# Data plane

The data plane runs entirely within the customer's cloud account on a Kubernetes cluster. It is where all computation occurs and where customer data is stored at rest (see [Data classification and residency](https://www.union.ai/docs/v2/union/security/architecture/data-protection/classification-and-residency)). In the self-managed model, the customer operates the data plane independently. In the BYOC model, Union.ai manages the Kubernetes cluster on the customer's behalf, but it still runs in the customer's cloud account. See [Deployment models](https://www.union.ai/docs/v2/union/security/architecture/data-plane/deployment-models) for the differences.

## Components

The data plane consists of several components, each handling a specific aspect of task execution and data management.

**Executor** is a Kubernetes controller that watches for TaskAction custom resources created by the control plane. When a TaskAction appears, the Executor reconciles its lifecycle: creating task pods, monitoring their status, and reporting state transitions back to the control plane.
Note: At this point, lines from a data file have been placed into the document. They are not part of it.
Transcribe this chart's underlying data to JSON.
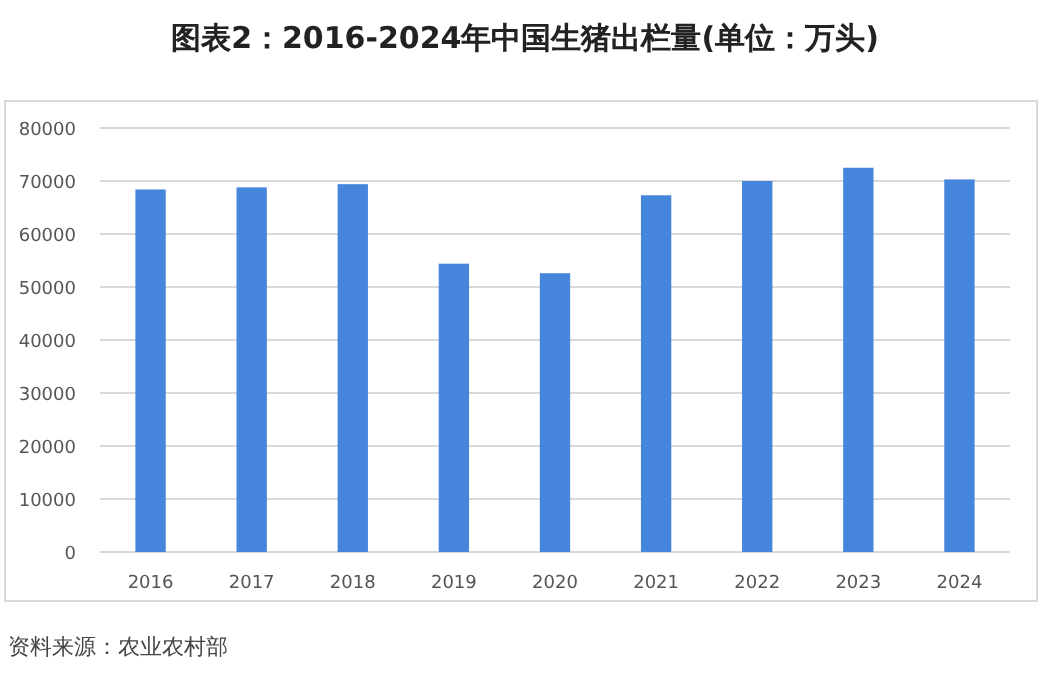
{
  "chart_data": {
    "type": "bar",
    "title": "图表2：2016-2024年中国生猪出栏量(单位：万头)",
    "categories": [
      "2016",
      "2017",
      "2018",
      "2019",
      "2020",
      "2021",
      "2022",
      "2023",
      "2024"
    ],
    "values": [
      68400,
      68800,
      69400,
      54400,
      52600,
      67300,
      70000,
      72500,
      70300
    ],
    "color": "#4585dc",
    "ylim": [
      0,
      80000
    ],
    "yticks": [
      0,
      10000,
      20000,
      30000,
      40000,
      50000,
      60000,
      70000,
      80000
    ],
    "grid": "y",
    "annotations": [
      "资料来源：农业农村部"
    ]
  }
}
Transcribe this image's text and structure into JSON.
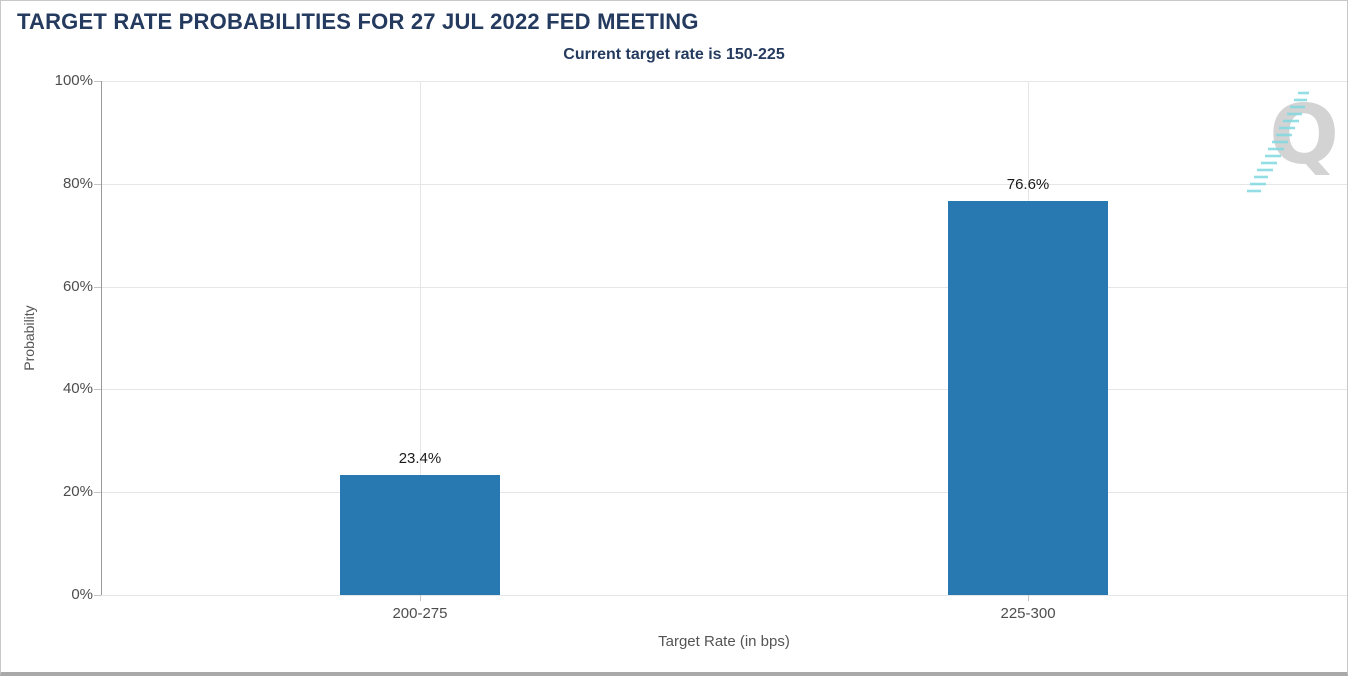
{
  "chart_data": {
    "type": "bar",
    "title": "TARGET RATE PROBABILITIES FOR 27 JUL 2022 FED MEETING",
    "subtitle": "Current target rate is 150-225",
    "xlabel": "Target Rate (in bps)",
    "ylabel": "Probability",
    "categories": [
      "200-275",
      "225-300"
    ],
    "values": [
      23.4,
      76.6
    ],
    "value_labels": [
      "23.4%",
      "76.6%"
    ],
    "ylim": [
      0,
      100
    ],
    "yticks": [
      0,
      20,
      40,
      60,
      80,
      100
    ],
    "ytick_labels": [
      "0%",
      "20%",
      "40%",
      "60%",
      "80%",
      "100%"
    ],
    "grid": true,
    "legend": "none",
    "bar_color": "#2878b2",
    "bar_center_fractions": [
      0.256,
      0.744
    ]
  },
  "watermark": {
    "letter": "Q"
  },
  "colors": {
    "bar_blue": "#2878b2",
    "title_navy": "#243a5e",
    "gridline": "#e6e6e6",
    "axis_line": "#9a9a9a",
    "tick_label": "#4d4d4d",
    "value_label": "#1a1a1a",
    "watermark_gray": "#cccccc",
    "watermark_teal": "#7fd9e0",
    "border": "#c8c8c8"
  }
}
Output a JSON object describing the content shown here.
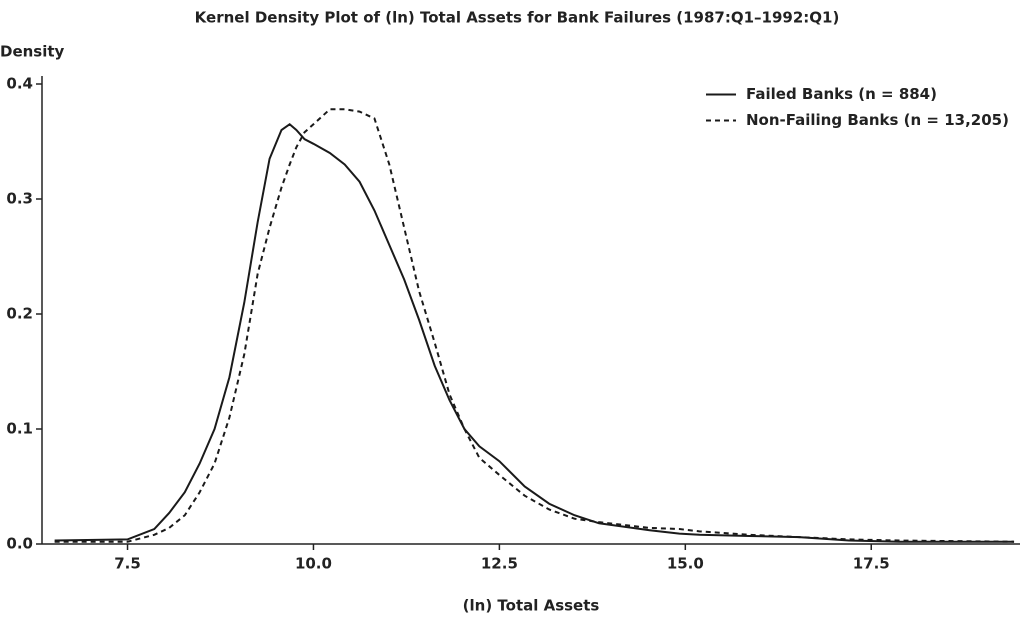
{
  "chart_data": {
    "type": "line",
    "title": "Kernel Density Plot of (ln) Total Assets for Bank Failures (1987:Q1–1992:Q1)",
    "y_label": "Density",
    "x_label": "(ln) Total Assets",
    "x": [
      6.52,
      7.5,
      7.86,
      8.06,
      8.27,
      8.47,
      8.67,
      8.87,
      9.07,
      9.25,
      9.41,
      9.57,
      9.68,
      9.77,
      9.88,
      10,
      10.22,
      10.42,
      10.62,
      10.82,
      11.02,
      11.22,
      11.42,
      11.63,
      11.83,
      12.03,
      12.23,
      12.5,
      12.84,
      13.17,
      13.51,
      13.84,
      14.52,
      14.92,
      15.19,
      15.86,
      16.53,
      17.2,
      17.88,
      19.42
    ],
    "series": [
      {
        "name": "Failed Banks (n = 884)",
        "color": "#1a1a1a",
        "line_style": "solid",
        "values": [
          0.003,
          0.004,
          0.013,
          0.027,
          0.045,
          0.07,
          0.1,
          0.145,
          0.21,
          0.28,
          0.335,
          0.36,
          0.365,
          0.36,
          0.352,
          0.348,
          0.34,
          0.33,
          0.315,
          0.29,
          0.26,
          0.23,
          0.195,
          0.155,
          0.125,
          0.1,
          0.085,
          0.072,
          0.05,
          0.035,
          0.025,
          0.018,
          0.012,
          0.009,
          0.008,
          0.007,
          0.006,
          0.003,
          0.002,
          0.002
        ]
      },
      {
        "name": "Non-Failing Banks (n = 13,205)",
        "color": "#1a1a1a",
        "line_style": "dashed",
        "values": [
          0.002,
          0.002,
          0.008,
          0.014,
          0.025,
          0.045,
          0.07,
          0.11,
          0.165,
          0.235,
          0.275,
          0.31,
          0.33,
          0.345,
          0.358,
          0.365,
          0.378,
          0.378,
          0.376,
          0.37,
          0.33,
          0.275,
          0.22,
          0.175,
          0.13,
          0.1,
          0.075,
          0.06,
          0.042,
          0.03,
          0.022,
          0.019,
          0.014,
          0.013,
          0.011,
          0.008,
          0.006,
          0.004,
          0.003,
          0.002
        ]
      }
    ],
    "xlim": [
      6.35,
      19.5
    ],
    "xticks": [
      7.5,
      {
        "value": 10,
        "label": "10.0"
      },
      12.5,
      {
        "value": 15,
        "label": "15.0"
      },
      17.5
    ],
    "ylim": [
      0,
      0.41
    ],
    "yticks": [
      {
        "value": 0,
        "label": "0.0"
      },
      0.1,
      0.2,
      0.3,
      0.4
    ],
    "grid": false,
    "legend": "upper right"
  }
}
If connectivity to the control plane is lost, in-flight pods continue running and state reconciles when the connection is restored.

**Object Store Service** handles data access operations on the customer's object store. It signs presigned URLs for bulk data (files, directories, DataFrames, code bundles, and reports) and serves object read/write operations used by the control plane for structured task I/O.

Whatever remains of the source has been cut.